Description MRC-KHIDI UK-Korea Partnering Awards: Building investigator links for studies on the roles of complement C1q and endoplasmic reticulum (ER) stress in macrophage polarisation during Mycobacterium tuberculosis infection
Amount £9,931 (GBP)
Organisation Medical Research Council (MRC) 
Sector Public
Country United Kingdom
Start 04/2019 
End 09/2020
 
Description VALIDATE (VAccine deveLopment for complex INtracellular neglecteD pAThogEs
Amount £39,744 (GBP)
Funding ID #MR/R005850/1 
Organisation Medical Research Council (MRC) 
Sector Public
Country United Kingdom
Start 09/2018 
End 09/2019
 
Description Indonesian Partners in this Newton Frund Grant 
Organisation Padjadjaran University
Country Indonesia 
Sector Academic/University 
PI Contribution This project is a collaborative project between ourselves at LSHTM and our partners in Padjadjaran University. At LSHTM, we are conducting intensive investigations into immune responses to Mycobacterium tuberculosis in healthy donors. We have hosted a visitor (research assistant) from Padjadjaran University for 6 months as part of this project. I have visited the labs in Bandung in Autumn 2017 and again for 2 weeks in February 2020. I gave presentations to their Faculty/ Medical School both times. We have regular teleconferences and we communicate regularly by email about techniques and reasearch directions.

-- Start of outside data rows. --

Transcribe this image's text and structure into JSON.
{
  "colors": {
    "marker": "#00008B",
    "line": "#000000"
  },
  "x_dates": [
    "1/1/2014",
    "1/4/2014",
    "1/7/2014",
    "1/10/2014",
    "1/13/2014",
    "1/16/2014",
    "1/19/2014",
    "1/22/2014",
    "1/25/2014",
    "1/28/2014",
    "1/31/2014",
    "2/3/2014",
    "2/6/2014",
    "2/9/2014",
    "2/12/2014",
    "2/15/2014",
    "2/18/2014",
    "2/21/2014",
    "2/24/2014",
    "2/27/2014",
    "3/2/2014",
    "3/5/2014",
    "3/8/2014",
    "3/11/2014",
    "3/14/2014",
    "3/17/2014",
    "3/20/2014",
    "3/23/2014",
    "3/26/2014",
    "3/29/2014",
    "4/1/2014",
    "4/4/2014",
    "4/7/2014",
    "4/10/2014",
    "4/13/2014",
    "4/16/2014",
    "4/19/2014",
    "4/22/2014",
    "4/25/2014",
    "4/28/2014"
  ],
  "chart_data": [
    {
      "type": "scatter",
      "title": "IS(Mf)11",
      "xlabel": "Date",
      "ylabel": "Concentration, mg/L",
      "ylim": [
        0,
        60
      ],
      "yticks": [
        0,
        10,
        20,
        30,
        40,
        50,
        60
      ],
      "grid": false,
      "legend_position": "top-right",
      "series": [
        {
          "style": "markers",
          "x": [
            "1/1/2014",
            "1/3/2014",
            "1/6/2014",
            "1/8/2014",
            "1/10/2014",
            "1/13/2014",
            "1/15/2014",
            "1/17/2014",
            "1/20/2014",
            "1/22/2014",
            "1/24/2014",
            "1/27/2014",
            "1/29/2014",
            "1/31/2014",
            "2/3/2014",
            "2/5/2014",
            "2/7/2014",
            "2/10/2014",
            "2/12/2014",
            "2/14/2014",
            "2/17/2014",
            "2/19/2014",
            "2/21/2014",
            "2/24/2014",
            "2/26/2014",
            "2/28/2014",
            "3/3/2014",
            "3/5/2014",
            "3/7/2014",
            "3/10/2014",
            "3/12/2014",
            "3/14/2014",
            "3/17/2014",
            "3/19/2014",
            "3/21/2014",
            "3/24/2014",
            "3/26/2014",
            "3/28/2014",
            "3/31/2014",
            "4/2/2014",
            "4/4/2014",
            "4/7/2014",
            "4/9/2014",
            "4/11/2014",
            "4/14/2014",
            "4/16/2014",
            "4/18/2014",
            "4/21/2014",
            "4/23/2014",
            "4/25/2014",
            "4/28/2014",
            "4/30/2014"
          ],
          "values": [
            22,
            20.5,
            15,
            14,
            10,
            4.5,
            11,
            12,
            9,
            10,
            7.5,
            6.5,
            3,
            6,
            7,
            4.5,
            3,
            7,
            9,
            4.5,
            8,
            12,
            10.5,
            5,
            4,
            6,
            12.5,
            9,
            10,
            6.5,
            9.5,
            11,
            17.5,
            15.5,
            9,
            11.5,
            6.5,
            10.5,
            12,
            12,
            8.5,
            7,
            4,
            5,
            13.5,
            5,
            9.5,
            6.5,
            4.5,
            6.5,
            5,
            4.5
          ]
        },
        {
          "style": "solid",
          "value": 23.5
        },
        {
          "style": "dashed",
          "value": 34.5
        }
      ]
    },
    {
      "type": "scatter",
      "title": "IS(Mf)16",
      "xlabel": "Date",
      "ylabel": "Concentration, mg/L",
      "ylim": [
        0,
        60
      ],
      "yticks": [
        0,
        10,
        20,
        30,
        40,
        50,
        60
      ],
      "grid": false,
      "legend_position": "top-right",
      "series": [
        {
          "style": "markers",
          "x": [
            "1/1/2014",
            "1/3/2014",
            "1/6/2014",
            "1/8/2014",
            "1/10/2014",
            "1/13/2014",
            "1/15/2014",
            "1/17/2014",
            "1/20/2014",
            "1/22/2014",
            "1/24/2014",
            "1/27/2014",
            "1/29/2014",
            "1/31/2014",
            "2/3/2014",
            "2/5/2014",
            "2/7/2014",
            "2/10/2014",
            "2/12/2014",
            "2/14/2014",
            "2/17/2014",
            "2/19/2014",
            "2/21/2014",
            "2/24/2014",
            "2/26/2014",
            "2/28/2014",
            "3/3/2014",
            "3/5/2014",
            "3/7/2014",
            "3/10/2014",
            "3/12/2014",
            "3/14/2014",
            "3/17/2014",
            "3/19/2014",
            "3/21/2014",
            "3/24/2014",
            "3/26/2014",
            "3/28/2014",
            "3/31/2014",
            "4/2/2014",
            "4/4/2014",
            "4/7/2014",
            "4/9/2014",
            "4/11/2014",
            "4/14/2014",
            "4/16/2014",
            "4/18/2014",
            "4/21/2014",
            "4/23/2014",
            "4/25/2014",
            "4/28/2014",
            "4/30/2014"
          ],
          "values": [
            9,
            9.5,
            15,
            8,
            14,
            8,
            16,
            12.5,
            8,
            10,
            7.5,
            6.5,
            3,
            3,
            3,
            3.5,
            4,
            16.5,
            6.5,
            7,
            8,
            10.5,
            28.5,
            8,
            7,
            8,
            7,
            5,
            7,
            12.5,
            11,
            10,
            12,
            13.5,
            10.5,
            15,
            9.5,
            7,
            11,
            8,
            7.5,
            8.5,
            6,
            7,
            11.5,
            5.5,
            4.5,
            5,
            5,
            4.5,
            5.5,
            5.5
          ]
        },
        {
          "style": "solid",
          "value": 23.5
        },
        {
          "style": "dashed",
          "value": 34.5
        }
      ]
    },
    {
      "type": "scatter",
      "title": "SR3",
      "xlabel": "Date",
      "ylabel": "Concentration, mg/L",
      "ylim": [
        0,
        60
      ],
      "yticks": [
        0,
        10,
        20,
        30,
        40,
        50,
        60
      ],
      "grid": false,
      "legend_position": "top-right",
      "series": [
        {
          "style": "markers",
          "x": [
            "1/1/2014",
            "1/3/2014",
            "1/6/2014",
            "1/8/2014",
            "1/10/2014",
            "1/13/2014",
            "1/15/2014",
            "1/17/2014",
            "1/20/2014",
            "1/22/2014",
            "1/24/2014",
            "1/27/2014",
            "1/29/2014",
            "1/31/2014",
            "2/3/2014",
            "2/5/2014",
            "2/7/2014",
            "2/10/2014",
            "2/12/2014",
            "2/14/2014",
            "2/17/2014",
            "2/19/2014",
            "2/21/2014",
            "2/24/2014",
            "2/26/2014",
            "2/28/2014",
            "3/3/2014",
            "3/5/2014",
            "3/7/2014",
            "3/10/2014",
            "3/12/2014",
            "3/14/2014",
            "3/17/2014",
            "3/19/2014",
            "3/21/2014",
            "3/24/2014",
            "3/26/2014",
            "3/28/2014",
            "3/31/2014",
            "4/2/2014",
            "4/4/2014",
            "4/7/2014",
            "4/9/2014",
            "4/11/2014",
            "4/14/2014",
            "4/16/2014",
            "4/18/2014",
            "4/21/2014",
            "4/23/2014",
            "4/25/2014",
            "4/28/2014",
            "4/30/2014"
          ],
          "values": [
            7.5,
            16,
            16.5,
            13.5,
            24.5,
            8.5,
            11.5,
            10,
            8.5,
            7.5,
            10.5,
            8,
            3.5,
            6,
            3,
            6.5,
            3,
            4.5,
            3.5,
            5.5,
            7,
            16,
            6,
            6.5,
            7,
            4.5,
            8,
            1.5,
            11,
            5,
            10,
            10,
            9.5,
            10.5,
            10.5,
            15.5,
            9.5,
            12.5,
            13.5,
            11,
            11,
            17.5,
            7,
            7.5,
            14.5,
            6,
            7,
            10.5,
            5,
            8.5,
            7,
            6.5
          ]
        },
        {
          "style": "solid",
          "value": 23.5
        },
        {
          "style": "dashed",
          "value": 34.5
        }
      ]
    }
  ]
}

Collaborator Contribution Our partners in Padjadjaran University are recruting TB patients with and without diabetes, and are conducting immune response analysis in cells obtained from these patients. A research assistant visited LSHTM for 6 months to learn techniques and to receive training in Biosafety. The Research Assistant, and a previous LSHTM MSc student, have taken the assays which we taught them at LSHTM and set them up very well in their own labs in Bandung.
Impact This project reported here is a new project, with a new PI (Dr Afiat Berbudi) in Padjadjaran University. Previously, I have collaborated with other researchers at Padjadjaran University, as part of the TANDEM consortium (2013 - 2018). Output: doi: 10.1016/S2213-8587(14)70011-7 We are completing our analyses and will report our findings soon.
Start Year 2017
 
Description Prof. Chang-Hwa Song, our partner in the reported MRC-KHIDI-UK-South Korea partnership award 
Organisation Chungnam National University
Country Korea, Republic of 
Sector Academic/University 
PI Contribution We are planning to have workshops in Chungname and the UK, to exchange ideas and teach each other lab skills. So far, we have been communicating by teleconference and email. Our planned visit to South Korea has been postponed due to Covid-19.
Collaborator Contribution We have had very fruitful discussions related to our research directions with C1q and tuberculosis, and are building ideas for future larger scale applications.
Impact This collaboration has only just started.